Have you ever held space for someone with a broken heart? And I mean a smashed, bashed broken heart? For the past 24 hours I have been holding such a space for someone I love very dearly. (I will withhold her name for privacy) Her pain feels like my pain. My chest hurts and I feel like crying. Having been through a similar story in my life, it feels like I am living the pain again. Sometimes we trudge along through our sorrow not really healing from it completely but maybe only healing half way. It’s enough of a relief that we bury the rest under the shed and commence on thinking “I’m over that!” and then whammo! Along comes a situation that digs it all up again and the pain resurfaces. It may not last as long but it feels just as real and fresh in that instant as when it was happening.
This article is not meant to be doom and gloom so hang in there!
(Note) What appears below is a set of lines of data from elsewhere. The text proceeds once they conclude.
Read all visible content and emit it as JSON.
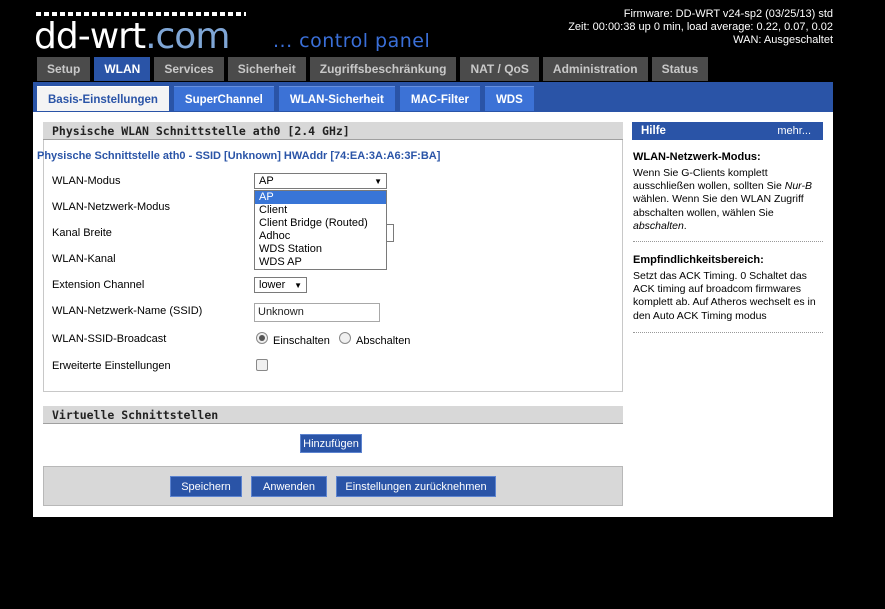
{
  "header": {
    "logo_text": "dd-wrt",
    "logo_suffix": ".com",
    "tagline": "... control panel",
    "firmware": "Firmware: DD-WRT v24-sp2 (03/25/13) std",
    "uptime": "Zeit: 00:00:38 up 0 min, load average: 0.22, 0.07, 0.02",
    "wan": "WAN: Ausgeschaltet"
  },
  "main_tabs": [
    {
      "label": "Setup",
      "active": false
    },
    {
      "label": "WLAN",
      "active": true
    },
    {
      "label": "Services",
      "active": false
    },
    {
      "label": "Sicherheit",
      "active": false
    },
    {
      "label": "Zugriffsbeschränkung",
      "active": false
    },
    {
      "label": "NAT / QoS",
      "active": false
    },
    {
      "label": "Administration",
      "active": false
    },
    {
      "label": "Status",
      "active": false
    }
  ],
  "sub_tabs": [
    {
      "label": "Basis-Einstellungen",
      "active": true
    },
    {
      "label": "SuperChannel",
      "active": false
    },
    {
      "label": "WLAN-Sicherheit",
      "active": false
    },
    {
      "label": "MAC-Filter",
      "active": false
    },
    {
      "label": "WDS",
      "active": false
    }
  ],
  "section1": {
    "title": "Physische WLAN Schnittstelle ath0 [2.4 GHz]",
    "legend": "Physische Schnittstelle ath0 - SSID [Unknown] HWAddr [74:EA:3A:A6:3F:BA]",
    "fields": {
      "wlan_mode": "WLAN-Modus",
      "net_mode": "WLAN-Netzwerk-Modus",
      "channel_width": "Kanal Breite",
      "channel": "WLAN-Kanal",
      "ext_channel": "Extension Channel",
      "ssid": "WLAN-Netzwerk-Name (SSID)",
      "broadcast": "WLAN-SSID-Broadcast",
      "advanced": "Erweiterte Einstellungen"
    },
    "wlan_mode_value": "AP",
    "wlan_mode_options": [
      "AP",
      "Client",
      "Client Bridge (Routed)",
      "Adhoc",
      "WDS Station",
      "WDS AP"
    ],
    "ext_channel_value": "lower",
    "ssid_value": "Unknown",
    "broadcast_on": "Einschalten",
    "broadcast_off": "Abschalten"
  },
  "section2": {
    "title": "Virtuelle Schnittstellen",
    "add_button": "Hinzufügen"
  },
  "buttons": {
    "save": "Speichern",
    "apply": "Anwenden",
    "reset": "Einstellungen zurücknehmen"
  },
  "help": {
    "title": "Hilfe",
    "more": "mehr...",
    "h1": "WLAN-Netzwerk-Modus:",
    "t1a": "Wenn Sie G-Clients komplett ausschließen wollen, sollten Sie ",
    "t1b": "Nur-B",
    "t1c": " wählen. Wenn Sie den WLAN Zugriff abschalten wollen, wählen Sie ",
    "t1d": "abschalten",
    "t1e": ".",
    "h2": "Empfindlichkeitsbereich:",
    "t2": "Setzt das ACK Timing. 0 Schaltet das ACK timing auf broadcom firmwares komplett ab. Auf Atheros wechselt es in den Auto ACK Timing modus"
  },
  "colors": {
    "accent": "#2a54a7",
    "tab_inactive": "#4b4b4b",
    "section_bg": "#d8d8d8",
    "select_highlight": "#3875d7"
  }
}
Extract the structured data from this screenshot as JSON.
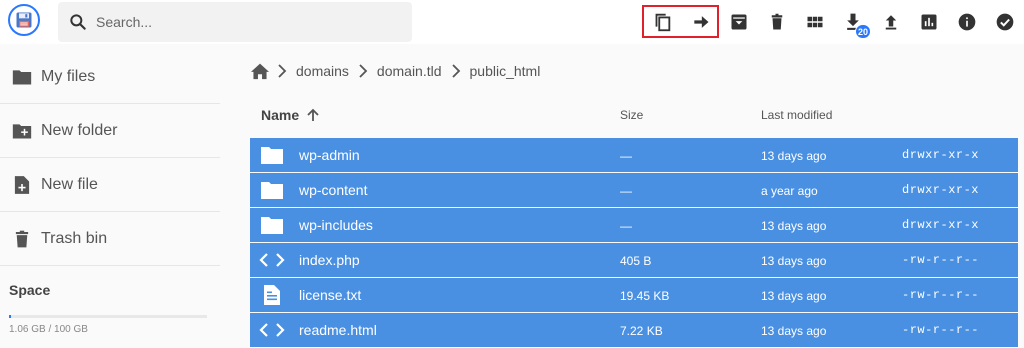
{
  "search": {
    "placeholder": "Search..."
  },
  "sidebar": {
    "items": [
      {
        "label": "My files"
      },
      {
        "label": "New folder"
      },
      {
        "label": "New file"
      },
      {
        "label": "Trash bin"
      }
    ],
    "space": {
      "title": "Space",
      "usage": "1.06 GB / 100 GB",
      "used_fraction": 0.0106
    }
  },
  "toolbar": {
    "download_badge": "20"
  },
  "breadcrumb": [
    "domains",
    "domain.tld",
    "public_html"
  ],
  "table": {
    "headers": {
      "name": "Name",
      "size": "Size",
      "modified": "Last modified"
    },
    "rows": [
      {
        "type": "folder",
        "name": "wp-admin",
        "size": "—",
        "modified": "13 days ago",
        "perm": "drwxr-xr-x"
      },
      {
        "type": "folder",
        "name": "wp-content",
        "size": "—",
        "modified": "a year ago",
        "perm": "drwxr-xr-x"
      },
      {
        "type": "folder",
        "name": "wp-includes",
        "size": "—",
        "modified": "13 days ago",
        "perm": "drwxr-xr-x"
      },
      {
        "type": "code",
        "name": "index.php",
        "size": "405 B",
        "modified": "13 days ago",
        "perm": "-rw-r--r--"
      },
      {
        "type": "text",
        "name": "license.txt",
        "size": "19.45 KB",
        "modified": "13 days ago",
        "perm": "-rw-r--r--"
      },
      {
        "type": "code",
        "name": "readme.html",
        "size": "7.22 KB",
        "modified": "13 days ago",
        "perm": "-rw-r--r--"
      }
    ]
  },
  "colors": {
    "accent": "#2979ff",
    "selected_row": "#4a90e2",
    "highlight": "#e0202a"
  }
}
As I’m holding my sobbing loved one in my arms for hours, I had several realizations. One, I truly know how she feels and I know exactly what (and what not) to do. Two, I made it through this and so will she! Three, complete and humble gratitude for those that held space for me during my time. (How difficult that must have been!) Watching and feeling her pain was so incredibly difficult… The raw anguish and wracking sobs brings tears to my eyes just writing this. I wanted to go through every single emotion with her. I was angry, I was sad, I was defeated and I was hopeless right along with her, but I knew none of that would help. I did not want to fuel her fire or give her false ideas. This was hers to go through and all she needed was my time, my energy and my love. I removed any Ego thoughts of saving her or rescuing her (because we all know we cannot rescue people from their paths) and just simply held complete and beautiful space for her as she and many others had held for me during my moments of crisis and need. This is all she needed. All she wanted. And I am honored to be able to give it back to her no matter how difficult it was/is.
I further discovered that when we are hurting the most, we truly just need to know someone cares. That we are loved and supported as we navigate the inevitable painful events that show up in our lives. A good support system and loving words and touches go a long way. I encourage everyone to not shy away from the broken-hearted. Embrace them. Cry with them. Wipe away their tears. Hold them close. Sometimes having “no words” is the best thing.
Thank you for reading this. It was a bittersweet article to write.